Forster’s novel creates complex and sometimes puzzling characters set in a society and landscape that he evokes with beautiful and insightful prose. The central characters, the Moslem physician Dr. Aziz and the British schoolteacher, Cyril Fielding, struggle and fight for every moment of friendship that can break through barriers of culture and personal insecurities. Indeed, the central incidents occur early in the novel. These events concern a visit to the Marabar caves and whatever happened (or didn’t happen) to Ms. Quested there, the subsequent trial, and its effects. These events take up the first two-thirds of the book, but the story continues beyond that attempting to appreciate the individuals and circumstances from which the problems all arose. 

Forster is hard upon the administrators of the British Raj. If anyone thinks that Forster is a cheerleader for the Raj, that person is sorely mistaken. Forster, who visited India on two different occasions (and who perhaps had an Indian lover) displays the vile racism that had developed among many of the Brits. Fielding is an exception, and yet even he must deal with ambiguities and misunderstandings that could frustrate even the most sympathetic of souls. The characters of Adela Quested, Mrs. Moore, and Professor Godbole each have complex if lesser roles that create a true richness in the story.

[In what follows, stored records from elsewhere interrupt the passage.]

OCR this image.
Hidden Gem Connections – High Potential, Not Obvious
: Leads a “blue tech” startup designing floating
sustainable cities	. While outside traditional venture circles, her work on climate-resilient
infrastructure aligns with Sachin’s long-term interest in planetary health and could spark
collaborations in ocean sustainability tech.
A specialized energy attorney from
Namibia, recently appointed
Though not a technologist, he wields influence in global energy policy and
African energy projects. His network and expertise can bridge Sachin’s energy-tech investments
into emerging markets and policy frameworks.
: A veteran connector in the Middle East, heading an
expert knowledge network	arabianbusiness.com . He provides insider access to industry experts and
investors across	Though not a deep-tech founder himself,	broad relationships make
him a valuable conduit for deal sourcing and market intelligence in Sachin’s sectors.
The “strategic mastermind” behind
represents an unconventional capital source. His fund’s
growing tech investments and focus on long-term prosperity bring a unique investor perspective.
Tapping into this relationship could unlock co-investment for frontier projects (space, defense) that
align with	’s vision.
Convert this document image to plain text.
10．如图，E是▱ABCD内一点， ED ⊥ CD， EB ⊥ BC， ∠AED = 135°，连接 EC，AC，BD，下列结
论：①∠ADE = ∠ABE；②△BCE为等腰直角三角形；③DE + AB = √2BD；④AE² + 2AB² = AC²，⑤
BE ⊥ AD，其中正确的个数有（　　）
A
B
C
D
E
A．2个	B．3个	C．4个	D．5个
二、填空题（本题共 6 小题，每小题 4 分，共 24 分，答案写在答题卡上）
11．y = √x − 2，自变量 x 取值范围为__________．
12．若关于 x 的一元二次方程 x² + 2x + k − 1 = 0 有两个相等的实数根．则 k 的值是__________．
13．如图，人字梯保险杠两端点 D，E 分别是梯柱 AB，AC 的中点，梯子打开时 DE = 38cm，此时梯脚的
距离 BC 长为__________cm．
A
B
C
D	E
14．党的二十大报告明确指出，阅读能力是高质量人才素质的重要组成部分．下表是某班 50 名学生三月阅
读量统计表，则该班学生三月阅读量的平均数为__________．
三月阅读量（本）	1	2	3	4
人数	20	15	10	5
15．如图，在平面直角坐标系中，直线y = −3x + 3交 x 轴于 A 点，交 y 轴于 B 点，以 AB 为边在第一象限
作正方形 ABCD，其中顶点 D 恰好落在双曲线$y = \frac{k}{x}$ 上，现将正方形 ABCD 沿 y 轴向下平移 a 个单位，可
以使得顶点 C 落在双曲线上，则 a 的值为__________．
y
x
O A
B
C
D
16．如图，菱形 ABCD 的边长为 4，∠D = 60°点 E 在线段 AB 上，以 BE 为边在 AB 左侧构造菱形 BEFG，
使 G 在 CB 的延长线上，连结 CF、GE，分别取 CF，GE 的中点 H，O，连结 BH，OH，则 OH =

Finally, I should remark on how Forster uses the landscape to help set the tone of the story. Writing as I am now from central India and having lived here the last 10 months, I know how heat, dust, random mountains, ravines and (often dry) watercourses mark the landscape and impress themselves on those who, like me, come from such different circumstances. Forster’s language, which creates wonderful conversations, takes a poetic turn when describing some of these landscapes and the attendant weather.  

So now, 38 years after I received the assignment, I can mark it complete. I get no credit for that now—other than the enjoyment and perspective that I received from reading a great novel about this complex land. This is now the credit I most want.